Gewaltiger Schneesturm bedroht die US-Ostküste

Auf New York und weite Teile der US-Ostküste kommt einer der schwersten Schneestürme ihrer Geschichte zu. Bis zu 50 Millionen Menschen könnten nach Schätzungen von US-Medien betroffen sein. Der Nationale Wetterdienst gab entsprechende Blizzard- und Sturmwarnungen heraus.

«Das könnte ein Sturm sein, wie wir ihn noch nie gesehen haben», warnte Bürgermeister Bill de Blasio am Sonntag. New York habe viele schwere Schneestürme erlebt, «aber seien Sie auf Schlimmeres gefasst». Am Montag müsse im Verkehr mit langen Verspätungen gerechnet werden. Es wird nach Medienberichten erwartet, dass der Sturm im Laufe des Montags die Region trifft. Der Gouverneur des Bundesstaats New York, Andrew Cuomo, rief die Menschen auf, zu Hause zu bleiben oder früh bei der Arbeit Schluss zu machen.

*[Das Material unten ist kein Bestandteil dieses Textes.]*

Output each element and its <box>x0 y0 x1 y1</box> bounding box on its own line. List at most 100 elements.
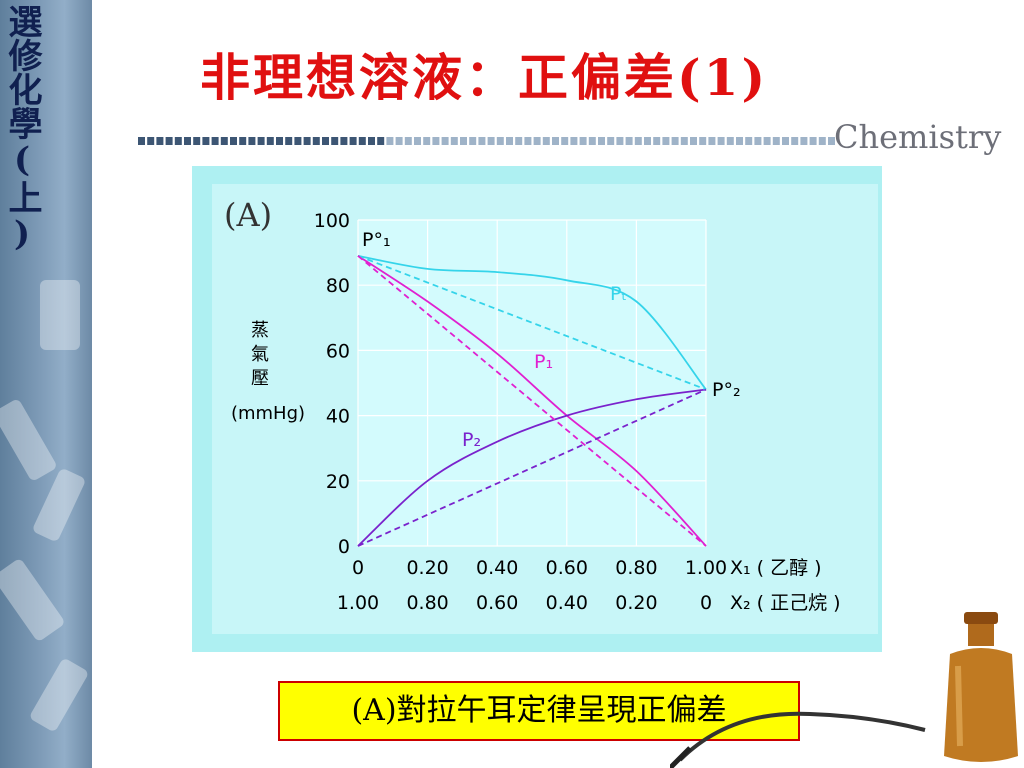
grid-lines <box>357 219 707 547</box>
x-top-tick-label: 0.80 <box>615 557 657 579</box>
x-top-tick-label: 1.00 <box>685 557 727 579</box>
divider-dot <box>828 137 835 145</box>
plot-area <box>358 220 706 546</box>
divider-dot <box>634 137 642 145</box>
y-tick-label: 0 <box>338 536 350 558</box>
divider-dot <box>598 137 605 145</box>
divider-dot <box>423 137 431 145</box>
ideal-line <box>357 255 707 391</box>
bottle-silhouette <box>0 397 58 483</box>
divider-dot <box>358 137 366 145</box>
divider-dot <box>791 137 799 145</box>
divider-dot <box>754 137 762 145</box>
divider-dot <box>285 137 293 145</box>
divider-dot <box>506 137 513 145</box>
divider-dot <box>460 137 467 145</box>
divider-dot <box>202 137 210 145</box>
divider-dot <box>349 137 357 145</box>
divider-dot <box>322 137 329 145</box>
divider-dot <box>441 137 449 145</box>
divider-dot <box>450 137 458 145</box>
divider-dot <box>625 137 633 145</box>
panel-label: (A) <box>224 196 272 234</box>
dotted-divider <box>138 137 835 145</box>
divider-dot <box>561 137 569 145</box>
divider-dot <box>239 137 247 145</box>
divider-dot <box>230 137 237 145</box>
y-axis-label-char: 氣 <box>251 344 269 365</box>
divider-dot <box>782 137 789 145</box>
x-bottom-tick-label: 0.60 <box>476 592 518 614</box>
divider-dot <box>699 137 707 145</box>
series-line <box>357 254 707 391</box>
x-bottom-tick-label: 1.00 <box>337 592 379 614</box>
amber-bottle-image <box>944 612 1018 762</box>
divider-dot <box>653 137 661 145</box>
divider-dot <box>147 137 155 145</box>
divider-dot <box>487 137 495 145</box>
bottle-silhouette <box>31 467 87 543</box>
brand-text: Chemistry <box>834 118 1002 156</box>
caption-box: (A)對拉午耳定律呈現正偏差 <box>278 681 800 741</box>
y-tick-label: 100 <box>314 210 350 232</box>
divider-dot <box>138 137 145 145</box>
divider-dot <box>708 137 716 145</box>
x-top-tick-label: 0 <box>352 557 364 579</box>
divider-dot <box>377 137 385 145</box>
y-tick-label: 80 <box>326 275 350 297</box>
divider-dot <box>395 137 403 145</box>
divider-dot <box>312 137 320 145</box>
divider-dot <box>818 137 826 145</box>
x-bottom-tick-label: 0 <box>700 592 712 614</box>
bottle-silhouette <box>28 657 90 733</box>
divider-dot <box>772 137 780 145</box>
x-bottom-tick-label: 0.80 <box>406 592 448 614</box>
divider-dot <box>690 137 697 145</box>
divider-dot <box>276 137 283 145</box>
divider-dot <box>542 137 550 145</box>
divider-dot <box>303 137 311 145</box>
tick-labels: 0 20 40 60 80 100 0 1.00 0.20 0.80 0.40 0.60 0.60 0.4… <box>314 210 727 614</box>
divider-dot <box>662 137 670 145</box>
divider-dot <box>368 137 375 145</box>
divider-dot <box>220 137 228 145</box>
divider-dot <box>184 137 191 145</box>
glassware-tube <box>670 711 926 768</box>
divider-dot <box>294 137 302 145</box>
bottle-silhouette <box>0 557 66 643</box>
x-bottom-tick-label: 0.40 <box>546 592 588 614</box>
y-tick-label: 40 <box>326 406 350 428</box>
y-axis-label-char: 蒸 <box>251 320 269 341</box>
divider-dot <box>174 137 182 145</box>
divider-dot <box>211 137 219 145</box>
divider-dot <box>570 137 578 145</box>
sidebar-title: 選修化學(上) <box>2 4 42 254</box>
ideal-line <box>357 255 707 547</box>
bottle-silhouette <box>40 280 80 350</box>
divider-dot <box>763 137 771 145</box>
chart-panel: 0 20 40 60 80 100 0 1.00 0.20 0.80 0.40 0.60 0.60 0.4… <box>192 166 882 652</box>
divider-dot <box>404 137 412 145</box>
sidebar-decoration: 選修化學(上) <box>0 0 92 768</box>
divider-dot <box>165 137 173 145</box>
divider-dot <box>533 137 541 145</box>
x-top-tick-label: 0.40 <box>476 557 518 579</box>
series-line <box>357 255 707 547</box>
page-title: 非理想溶液：正偏差(1) <box>200 48 769 107</box>
x-bottom-tick-label: 0.20 <box>615 592 657 614</box>
vapor-pressure-chart: 0 20 40 60 80 100 0 1.00 0.20 0.80 0.40 0.60 0.60 0.4… <box>212 184 878 634</box>
y-axis-label-char: 壓 <box>251 368 269 389</box>
divider-dot <box>266 137 274 145</box>
divider-dot <box>414 137 421 145</box>
series-line <box>357 388 707 547</box>
p1-pure-label: P°₁ <box>362 229 391 251</box>
divider-dot <box>478 137 486 145</box>
ideal-line <box>357 388 707 547</box>
y-axis-unit: (mmHg) <box>231 403 305 424</box>
divider-dot <box>644 137 651 145</box>
divider-dot <box>257 137 265 145</box>
divider-dot <box>496 137 504 145</box>
divider-dot <box>809 137 817 145</box>
divider-dot <box>607 137 615 145</box>
series-label-p2: P₂ <box>462 429 481 451</box>
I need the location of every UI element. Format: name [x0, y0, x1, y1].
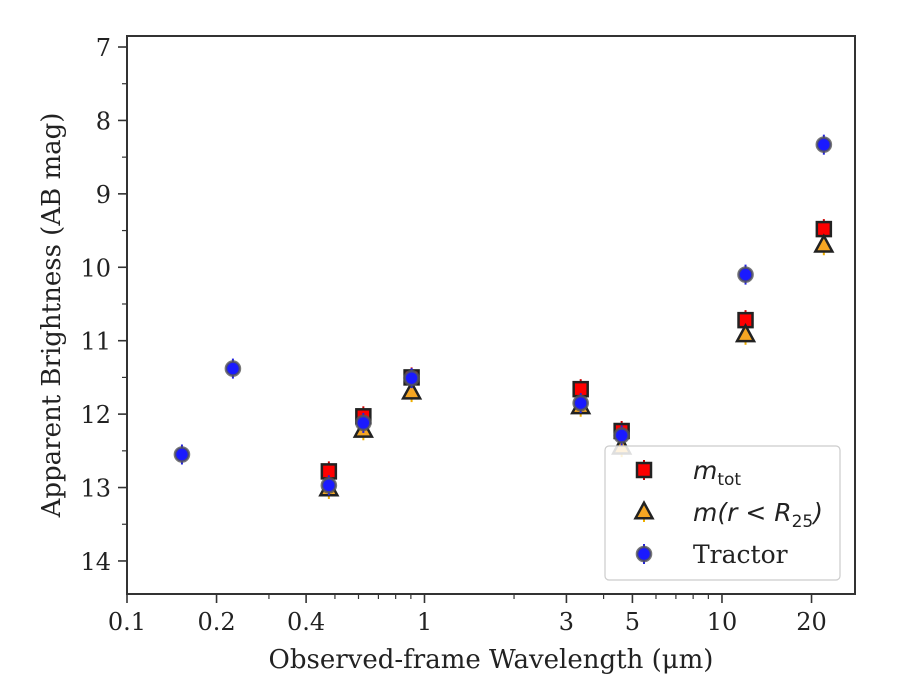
x-tick-label: 10: [707, 608, 738, 636]
tractor-point: [613, 427, 630, 444]
y-tick-label: 8: [96, 107, 111, 135]
y-tick-label: 11: [80, 328, 111, 356]
data-marks: [173, 134, 835, 500]
tractor-point: [572, 394, 589, 412]
x-tick-label: 20: [796, 608, 827, 636]
legend-label: Tractor: [693, 540, 788, 569]
y-tick-label: 10: [80, 254, 111, 282]
legend-tractor-marker: [635, 545, 653, 563]
legend-m-r25-marker: [633, 500, 655, 520]
legend-mtot-marker: [635, 461, 653, 479]
x-tick-label: 0.4: [287, 608, 325, 636]
m-r25-point: [813, 233, 835, 253]
plot-frame: [126, 35, 856, 595]
m-r25-point: [734, 322, 757, 343]
y-tick-label: 9: [96, 181, 111, 209]
x-tick-label: 0.2: [197, 608, 235, 636]
tractor-point: [224, 360, 242, 377]
x-tick-label: 3: [559, 608, 574, 636]
x-axis-label: Observed-frame Wavelength (μm): [269, 645, 714, 675]
legend: mtot m(r < R25) Tractor: [604, 445, 841, 581]
m-r25-point: [400, 380, 423, 400]
legend-box: [604, 445, 841, 581]
legend-label: mtot: [693, 456, 741, 490]
tractor-point: [320, 477, 338, 494]
tractor-point: [355, 414, 372, 432]
tractor-point: [737, 266, 754, 283]
tractor-point: [403, 369, 420, 387]
tractor-point: [815, 136, 833, 153]
y-tick-label: 14: [80, 548, 111, 576]
x-tick-label: 5: [625, 608, 640, 636]
legend-label: m(r < R25): [693, 498, 823, 532]
y-tick-label: 7: [96, 34, 111, 62]
y-axis-label: Apparent Brightness (AB mag): [37, 113, 67, 519]
y-tick-label: 13: [80, 475, 111, 503]
tractor-point: [173, 446, 191, 463]
x-tick-label: 0.1: [108, 608, 146, 636]
x-tick-label: 1: [417, 608, 432, 636]
y-tick-label: 12: [80, 401, 111, 429]
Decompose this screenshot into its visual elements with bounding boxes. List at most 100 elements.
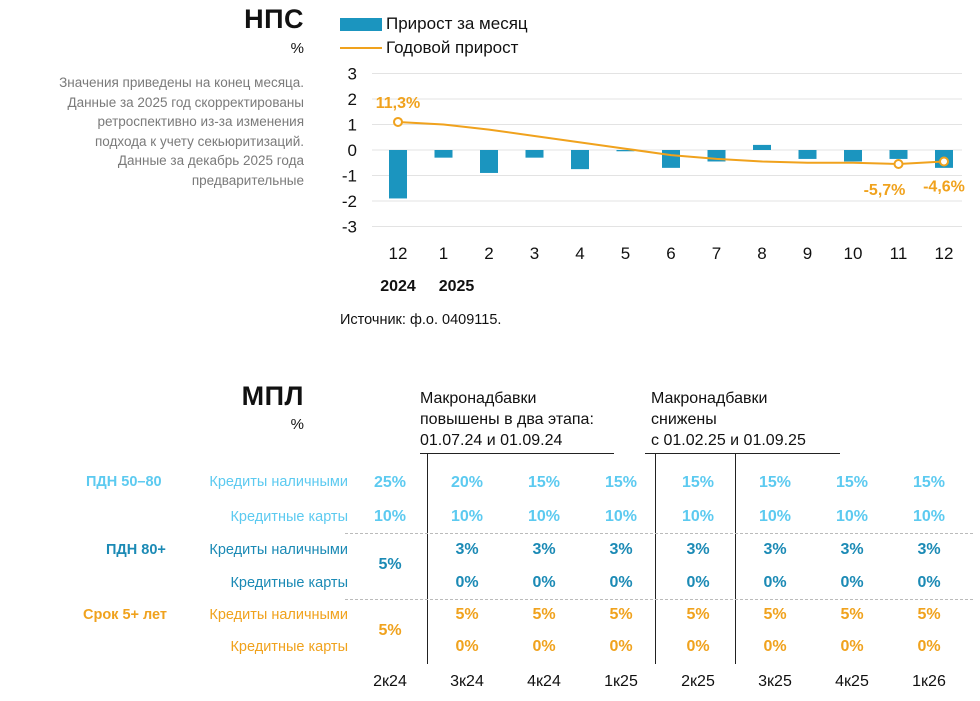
bar [389,150,407,199]
table-cell: 10% [527,508,561,525]
x-tick-label: 2 [484,244,493,263]
bar [844,150,862,162]
quarter-label: 3к24 [450,673,484,690]
table-cell: 0% [609,574,633,591]
table-cell: 10% [681,508,715,525]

Meteorologen erwarten bis zu 60 Zentimeter Neuschnee. Die Warnung vor diesem Monstersturm gilt nicht nur für New York, sondern für die gesamte nördliche Hälfte der US-Ostküste, bis hoch nach Kanada. Fluggesellschaften hätten bereits für Montag und Dienstag mehr als 3200 Flüge gestrichen, berichtete die Zeitung «USA Today». Auch Fluggäste aus anderen Regionen müssten sich darauf gefasst machen, dass viele Verbindungen gestrichen würden.

Schneefall und starker Wind sorgt für "potenzielle Katastrophe"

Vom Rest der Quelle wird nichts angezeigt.